Sunday, April 25, 2021
Public option FTTH infrastructure offers potential advantage of ending FCC back and forth over regulation of IP delivered services
Since they would be delivered on the service layer of FTTH infrastructure owned by public entities and consumer cooperatives, they would conform to the current FCC regime of treating them as lightly regulated information services falling under Title I of the Communications Act. It would also be consistent with the administration’s policy to promote competition in advanced telecommunications services. Information service providers would compete on a relatively level playing field if affordable fiber connections built to a national infrastructure quality standard reached nearly every American doorstep.
Friday, April 23, 2021
Biden administration telecom infrastructure policy objective is universal access and affordability, not enhancing competition
The broader problem is that U.S. government policy does nothing to promote competition. According to the FCC’s flawed broadband maps, 28 million households have only one internet service provider offering at least the minimum broadband speed. Many of the supposed competitors are phantoms. And the number of households in areas with more than one ISP offering gigabit speed service is paltry. Only two million households have that choice, or maybe many fewer—the FCC doesn’t really know at any granular level.
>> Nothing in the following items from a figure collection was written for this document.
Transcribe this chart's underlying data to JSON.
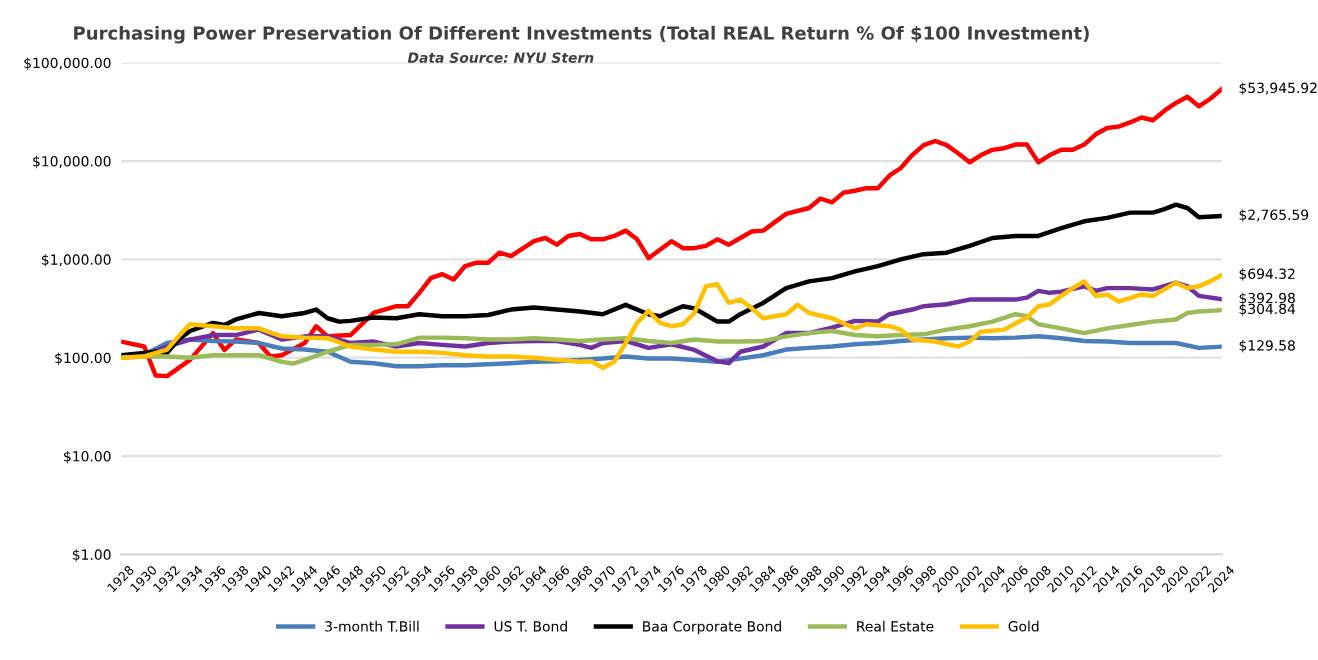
{
  "chart_data": {
    "type": "line",
    "title": "Purchasing Power Preservation Of Different Investments (Total REAL Return % Of $100 Investment)",
    "subtitle": "Data Source: NYU Stern",
    "series": [
      {
        "color": "#ff0000",
        "x": [
          1928,
          1930,
          1931,
          1932,
          1934,
          1936,
          1937,
          1938,
          1940,
          1941,
          1942,
          1944,
          1945,
          1946,
          1948,
          1950,
          1952,
          1953,
          1954,
          1955,
          1956,
          1957,
          1958,
          1959,
          1960,
          1961,
          1962,
          1964,
          1965,
          1966,
          1967,
          1968,
          1969,
          1970,
          1971,
          1972,
          1973,
          1974,
          1976,
          1977,
          1978,
          1979,
          1980,
          1981,
          1982,
          1983,
          1984,
          1986,
          1988,
          1989,
          1990,
          1991,
          1992,
          1993,
          1994,
          1995,
          1996,
          1997,
          1998,
          1999,
          2000,
          2001,
          2002,
          2003,
          2004,
          2005,
          2006,
          2007,
          2008,
          2009,
          2010,
          2011,
          2012,
          2013,
          2014,
          2015,
          2016,
          2017,
          2018,
          2019,
          2020,
          2021,
          2022,
          2023,
          2024
        ],
        "values": [
          146,
          130,
          66,
          65,
          95,
          178,
          120,
          153,
          141,
          103,
          106,
          141,
          209,
          165,
          170,
          285,
          334,
          334,
          457,
          645,
          707,
          625,
          855,
          925,
          925,
          1170,
          1080,
          1530,
          1650,
          1410,
          1730,
          1810,
          1600,
          1600,
          1730,
          1960,
          1600,
          1030,
          1530,
          1300,
          1300,
          1370,
          1600,
          1410,
          1650,
          1920,
          1960,
          2900,
          3330,
          4160,
          3800,
          4770,
          4990,
          5300,
          5300,
          7100,
          8500,
          11500,
          14500,
          16000,
          14500,
          12000,
          9700,
          11500,
          13000,
          13500,
          14700,
          14700,
          9700,
          11500,
          13000,
          13000,
          14700,
          18700,
          21700,
          22400,
          24700,
          27700,
          26000,
          32500,
          39000,
          45000,
          36000,
          43000,
          53945.92
        ],
        "value_labels": [
          null,
          null,
          null,
          null,
          null,
          null,
          null,
          null,
          null,
          null,
          null,
          null,
          null,
          null,
          null,
          null,
          null,
          null,
          null,
          null,
          null,
          null,
          null,
          null,
          null,
          null,
          null,
          null,
          null,
          null,
          null,
          null,
          null,
          null,
          null,
          null,
          null,
          null,
          null,
          null,
          null,
          null,
          null,
          null,
          null,
          null,
          null,
          null,
          null,
          null,
          null,
          null,
          null,
          null,
          null,
          null,
          null,
          null,
          null,
          null,
          null,
          null,
          null,
          null,
          null,
          null,
          null,
          null,
          null,
          null,
          null,
          null,
          null,
          null,
          null,
          null,
          null,
          null,
          null,
          null,
          null,
          null,
          null,
          null,
          "$53,945.92"
        ]
      },
      {
        "name": "3-month T.Bill",
        "color": "#4a7ebb",
        "x": [
          1928,
          1930,
          1932,
          1934,
          1936,
          1938,
          1940,
          1942,
          1944,
          1946,
          1948,
          1950,
          1952,
          1954,
          1956,
          1958,
          1960,
          1962,
          1964,
          1966,
          1968,
          1970,
          1972,
          1974,
          1976,
          1978,
          1980,
          1982,
          1984,
          1986,
          1988,
          1990,
          1992,
          1994,
          1996,
          1998,
          2000,
          2002,
          2004,
          2006,
          2008,
          2010,
          2012,
          2014,
          2016,
          2018,
          2020,
          2022,
          2024
        ],
        "values": [
          103,
          108,
          141,
          153,
          148,
          146,
          141,
          124,
          121,
          115,
          91,
          88,
          82,
          82,
          84,
          84,
          86,
          88,
          91,
          92,
          95,
          98,
          103,
          98,
          98,
          95,
          91,
          98,
          106,
          121,
          126,
          130,
          137,
          141,
          148,
          153,
          158,
          160,
          158,
          160,
          165,
          158,
          148,
          146,
          141,
          141,
          141,
          126,
          129.58
        ],
        "value_labels": [
          null,
          null,
          null,
          null,
          null,
          null,
          null,
          null,
          null,
          null,
          null,
          null,
          null,
          null,
          null,
          null,
          null,
          null,
          null,
          null,
          null,
          null,
          null,
          null,
          null,
          null,
          null,
          null,
          null,
          null,
          null,
          null,
          null,
          null,
          null,
          null,
          null,
          null,
          null,
          null,
          null,
          null,
          null,
          null,
          null,
          null,
          null,
          null,
          "$129.58"
        ]
      },
      {
        "name": "US T. Bond",
        "color": "#7030a0",
        "x": [
          1928,
          1930,
          1932,
          1934,
          1936,
          1938,
          1940,
          1942,
          1944,
          1946,
          1948,
          1950,
          1952,
          1954,
          1956,
          1958,
          1960,
          1962,
          1964,
          1966,
          1968,
          1969,
          1970,
          1972,
          1974,
          1976,
          1978,
          1980,
          1981,
          1982,
          1984,
          1986,
          1988,
          1990,
          1992,
          1994,
          1995,
          1997,
          1998,
          2000,
          2002,
          2004,
          2006,
          2007,
          2008,
          2009,
          2010,
          2012,
          2013,
          2014,
          2016,
          2018,
          2020,
          2021,
          2022,
          2024
        ],
        "values": [
          100,
          106,
          130,
          153,
          170,
          170,
          193,
          153,
          165,
          165,
          141,
          146,
          130,
          141,
          135,
          130,
          141,
          146,
          148,
          148,
          135,
          126,
          141,
          148,
          126,
          137,
          120,
          92,
          88,
          115,
          130,
          178,
          178,
          202,
          237,
          233,
          277,
          309,
          334,
          350,
          390,
          390,
          390,
          409,
          478,
          457,
          470,
          533,
          478,
          510,
          510,
          495,
          580,
          533,
          425,
          392.98
        ],
        "value_labels": [
          null,
          null,
          null,
          null,
          null,
          null,
          null,
          null,
          null,
          null,
          null,
          null,
          null,
          null,
          null,
          null,
          null,
          null,
          null,
          null,
          null,
          null,
          null,
          null,
          null,
          null,
          null,
          null,
          null,
          null,
          null,
          null,
          null,
          null,
          null,
          null,
          null,
          null,
          null,
          null,
          null,
          null,
          null,
          null,
          null,
          null,
          null,
          null,
          null,
          null,
          null,
          null,
          null,
          null,
          null,
          "$392.98"
        ]
      },
      {
        "name": "Baa Corporate Bond",
        "color": "#000000",
        "x": [
          1928,
          1930,
          1931,
          1932,
          1933,
          1934,
          1936,
          1937,
          1938,
          1940,
          1942,
          1944,
          1945,
          1946,
          1947,
          1948,
          1950,
          1952,
          1954,
          1956,
          1958,
          1960,
          1962,
          1964,
          1966,
          1968,
          1970,
          1972,
          1974,
          1975,
          1976,
          1977,
          1978,
          1979,
          1980,
          1981,
          1982,
          1984,
          1986,
          1988,
          1990,
          1992,
          1994,
          1996,
          1998,
          2000,
          2002,
          2004,
          2006,
          2008,
          2010,
          2012,
          2014,
          2016,
          2018,
          2019,
          2020,
          2021,
          2022,
          2024
        ],
        "values": [
          106,
          112,
          115,
          112,
          153,
          187,
          226,
          215,
          245,
          285,
          264,
          285,
          309,
          252,
          233,
          237,
          256,
          252,
          277,
          264,
          264,
          272,
          309,
          324,
          309,
          295,
          277,
          345,
          277,
          264,
          299,
          334,
          318,
          272,
          233,
          233,
          277,
          361,
          510,
          597,
          645,
          755,
          855,
          1000,
          1130,
          1170,
          1370,
          1650,
          1730,
          1730,
          2080,
          2440,
          2640,
          2990,
          2990,
          3240,
          3600,
          3330,
          2680,
          2765.59
        ],
        "value_labels": [
          null,
          null,
          null,
          null,
          null,
          null,
          null,
          null,
          null,
          null,
          null,
          null,
          null,
          null,
          null,
          null,
          null,
          null,
          null,
          null,
          null,
          null,
          null,
          null,
          null,
          null,
          null,
          null,
          null,
          null,
          null,
          null,
          null,
          null,
          null,
          null,
          null,
          null,
          null,
          null,
          null,
          null,
          null,
          null,
          null,
          null,
          null,
          null,
          null,
          null,
          null,
          null,
          null,
          null,
          null,
          null,
          null,
          null,
          null,
          "$2,765.59"
        ]
      },
      {
        "name": "Real Estate",
        "color": "#9bbb59",
        "x": [
          1928,
          1930,
          1932,
          1934,
          1936,
          1938,
          1940,
          1942,
          1943,
          1944,
          1946,
          1948,
          1950,
          1952,
          1954,
          1956,
          1958,
          1960,
          1962,
          1964,
          1966,
          1968,
          1970,
          1972,
          1974,
          1976,
          1978,
          1980,
          1982,
          1984,
          1986,
          1988,
          1990,
          1992,
          1994,
          1996,
          1998,
          2000,
          2002,
          2004,
          2006,
          2007,
          2008,
          2010,
          2012,
          2014,
          2016,
          2018,
          2020,
          2021,
          2022,
          2024
        ],
        "values": [
          100,
          103,
          103,
          100,
          106,
          106,
          106,
          91,
          87,
          95,
          115,
          135,
          135,
          137,
          160,
          160,
          158,
          153,
          153,
          158,
          153,
          148,
          153,
          158,
          148,
          141,
          153,
          146,
          146,
          148,
          165,
          178,
          187,
          170,
          165,
          170,
          173,
          193,
          209,
          233,
          277,
          264,
          219,
          199,
          178,
          199,
          215,
          233,
          245,
          285,
          295,
          304.84
        ],
        "value_labels": [
          null,
          null,
          null,
          null,
          null,
          null,
          null,
          null,
          null,
          null,
          null,
          null,
          null,
          null,
          null,
          null,
          null,
          null,
          null,
          null,
          null,
          null,
          null,
          null,
          null,
          null,
          null,
          null,
          null,
          null,
          null,
          null,
          null,
          null,
          null,
          null,
          null,
          null,
          null,
          null,
          null,
          null,
          null,
          null,
          null,
          null,
          null,
          null,
          null,
          null,
          null,
          "$304.84"
        ]
      },
      {
        "name": "Gold",
        "color": "#ffc000",
        "x": [
          1928,
          1930,
          1932,
          1933,
          1934,
          1936,
          1938,
          1940,
          1942,
          1944,
          1946,
          1948,
          1950,
          1952,
          1954,
          1956,
          1958,
          1960,
          1962,
          1964,
          1966,
          1968,
          1969,
          1970,
          1971,
          1972,
          1973,
          1974,
          1975,
          1976,
          1977,
          1978,
          1979,
          1980,
          1981,
          1982,
          1983,
          1984,
          1986,
          1987,
          1988,
          1990,
          1992,
          1993,
          1995,
          1996,
          1997,
          1999,
          2001,
          2002,
          2003,
          2005,
          2007,
          2008,
          2009,
          2010,
          2011,
          2012,
          2013,
          2014,
          2015,
          2016,
          2017,
          2018,
          2019,
          2020,
          2021,
          2022,
          2023,
          2024
        ],
        "values": [
          100,
          103,
          121,
          165,
          219,
          209,
          199,
          199,
          165,
          160,
          158,
          130,
          121,
          115,
          115,
          112,
          106,
          103,
          103,
          100,
          95,
          91,
          92,
          79,
          91,
          141,
          226,
          299,
          226,
          209,
          219,
          285,
          533,
          558,
          361,
          390,
          318,
          252,
          277,
          345,
          285,
          252,
          199,
          219,
          209,
          193,
          153,
          146,
          130,
          146,
          184,
          193,
          256,
          334,
          350,
          425,
          510,
          597,
          425,
          440,
          373,
          403,
          440,
          425,
          495,
          580,
          510,
          533,
          597,
          694.32
        ],
        "value_labels": [
          null,
          null,
          null,
          null,
          null,
          null,
          null,
          null,
          null,
          null,
          null,
          null,
          null,
          null,
          null,
          null,
          null,
          null,
          null,
          null,
          null,
          null,
          null,
          null,
          null,
          null,
          null,
          null,
          null,
          null,
          null,
          null,
          null,
          null,
          null,
          null,
          null,
          null,
          null,
          null,
          null,
          null,
          null,
          null,
          null,
          null,
          null,
          null,
          null,
          null,
          null,
          null,
          null,
          null,
          null,
          null,
          null,
          null,
          null,
          null,
          null,
          null,
          null,
          null,
          null,
          null,
          null,
          null,
          null,
          "$694.32"
        ]
      }
    ],
    "xlim": [
      1928,
      2024
    ],
    "xticks": [
      1928,
      1930,
      1932,
      1934,
      1936,
      1938,
      1940,
      1942,
      1944,
      1946,
      1948,
      1950,
      1952,
      1954,
      1956,
      1958,
      1960,
      1962,
      1964,
      1966,
      1968,
      1970,
      1972,
      1974,
      1976,
      1978,
      1980,
      1982,
      1984,
      1986,
      1988,
      1990,
      1992,
      1994,
      1996,
      1998,
      2000,
      2002,
      2004,
      2006,
      2008,
      2010,
      2012,
      2014,
      2016,
      2018,
      2020,
      2022,
      2024
    ],
    "log": true,
    "ylim": [
      1,
      100000
    ],
    "yticks": [
      {
        "value": 1,
        "label": "$1.00"
      },
      {
        "value": 10,
        "label": "$10.00"
      },
      {
        "value": 100,
        "label": "$100.00"
      },
      {
        "value": 1000,
        "label": "$1,000.00"
      },
      {
        "value": 10000,
        "label": "$10,000.00"
      },
      {
        "value": 100000,
        "label": "$100,000.00"
      }
    ],
    "grid": "y",
    "legend": "bottom",
    "marker": "none",
    "line_style": "solid"
  }
}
Biden Proposes Government Actually Try to Create Broadband Competition
The fundamental problem with this assessment is telecom infrastructure is a natural monopoly. Enhancing competition is undoubtedly good public policy in a competitive market with many sellers and buyers. However, utility infrastructure isn't and cannot practically be a competitive market due to high cost barriers to entry and first mover advantage. That's why we don't see electric and water utilities fighting to win customers by running multiple lines to households.
Since market forces cannot function well in a natural monopoly market to benefit consumers, the Biden administration's policy to create a public option -- infrastructure owned by public sector and cooperative entities -- is the best policy to ensure infrastructure reaches every American home and not just the estimated one third currently passed by fiber. That's not a pro-competition policy, but rather one aimed at expanding infrastructure capacity to better ensure access and affordability.
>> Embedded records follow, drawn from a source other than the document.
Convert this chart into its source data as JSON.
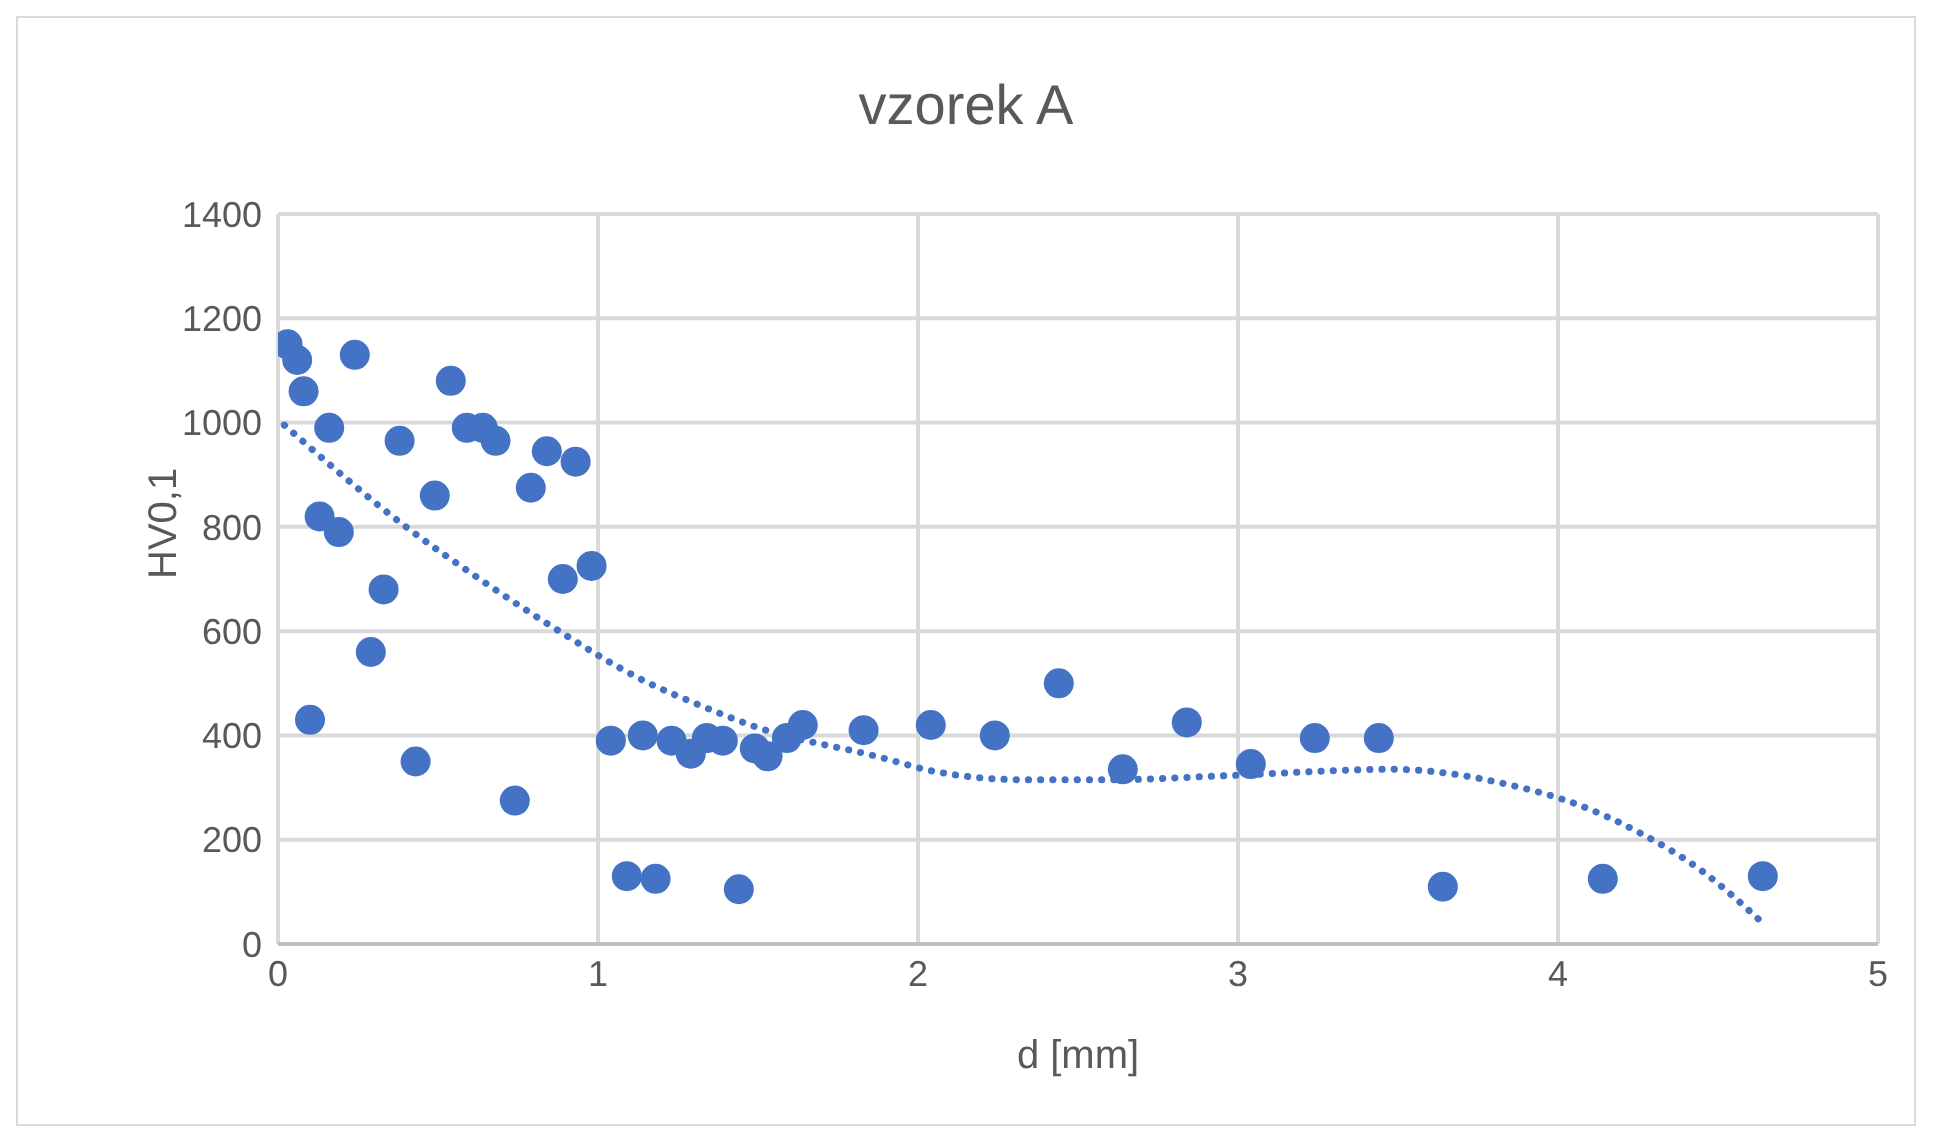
{
  "chart_data": {
    "type": "scatter",
    "title": "vzorek A",
    "xlabel": "d [mm]",
    "ylabel": "HV0,1",
    "xlim": [
      0,
      5
    ],
    "xticks": [
      0,
      1,
      2,
      3,
      4,
      5
    ],
    "ylim": [
      0,
      1400
    ],
    "yticks": [
      0,
      200,
      400,
      600,
      800,
      1000,
      1200,
      1400
    ],
    "grid": true,
    "marker": "circle",
    "series": [
      {
        "color": "#4472c4",
        "x": [
          0.03,
          0.06,
          0.08,
          0.1,
          0.13,
          0.16,
          0.19,
          0.24,
          0.29,
          0.33,
          0.38,
          0.43,
          0.49,
          0.54,
          0.59,
          0.64,
          0.68,
          0.74,
          0.79,
          0.84,
          0.89,
          0.93,
          0.98,
          1.04,
          1.09,
          1.14,
          1.18,
          1.23,
          1.29,
          1.34,
          1.39,
          1.44,
          1.49,
          1.53,
          1.59,
          1.64,
          1.83,
          2.04,
          2.24,
          2.44,
          2.64,
          2.84,
          3.04,
          3.24,
          3.44,
          3.64,
          4.14,
          4.64
        ],
        "values": [
          1150,
          1120,
          1060,
          430,
          820,
          990,
          790,
          1130,
          560,
          680,
          965,
          350,
          860,
          1080,
          990,
          990,
          965,
          275,
          875,
          945,
          700,
          925,
          725,
          390,
          130,
          400,
          125,
          390,
          365,
          395,
          390,
          105,
          375,
          360,
          395,
          420,
          410,
          420,
          400,
          500,
          335,
          425,
          345,
          395,
          395,
          110,
          125,
          130
        ]
      },
      {
        "type": "line",
        "color": "#4472c4",
        "line_style": "dotted",
        "marker": "none",
        "x": [
          0.02,
          0.4,
          0.63,
          0.84,
          1.16,
          1.31,
          1.5,
          1.87,
          2.06,
          2.33,
          2.6,
          2.97,
          3.48,
          3.85,
          4.05,
          4.25,
          4.45,
          4.64
        ],
        "values": [
          995,
          800,
          700,
          615,
          500,
          460,
          415,
          360,
          330,
          315,
          315,
          323,
          335,
          305,
          270,
          215,
          140,
          40
        ]
      }
    ]
  }
}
It's critical the administration's policy be framed as such. Casting it as enhancing competition gives incumbent telephone and cable companies ammunition to claim government is unfairly competing with them on an unlevel playing field, arguments that will resound with conservative policymakers.
The administration's plan can promote competition by establishing a strong national fiber to the premise telecom infrastructure standard as a quality benchmark to assure reliability and durability against obsolescence. As well as creating incentives for rapid completion and deployment given the nation is at least a decade behind where it should be relative to this critical infrastructure.
Thursday, April 22, 2021
No need for maps of existing advanced telecom infrastructure with "public option" fiber reaching nearly every American home.
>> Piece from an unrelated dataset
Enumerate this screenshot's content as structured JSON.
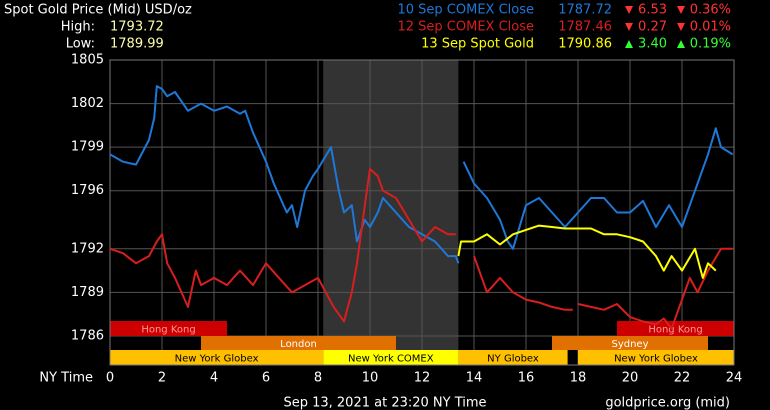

According to Sherry Lichtenberg, deputy director at the National Regulatory Research Institute, having a big sum of money with which to attack the digital divide will be important, but the key issue may actually be figuring out where to spend it all. “We still don’t really have a good map that shows where things are available,” she said. “It’s important to know who’s got service, who doesn’t have service, where service could be provided if somebody asked for it, and where people are really getting it even if they are asking for it because of the way the rules are written.”
It Will Take a Lot More Than Money to Fix the Digital Divide
There is no need for maps of existing advanced telecom infrastructure provided the Biden administration's proposed infrastructure plan offers affordable "public option" fiber connections to nearly every American home. It's already known that only about one third of U.S. homes are passed by fiber, most of it built by investor owned providers that limit construction to cherry picked neighborhoods.
That's unlikely to change anytime soon since their business models demanding rapid returns on capital investment drive them to target dense MDU and greenfield development. They also charge a price premium for fiber throughput, marketing it as high end "gigabit" service that makes higher income areas a priority for fiber infrastructure deployment.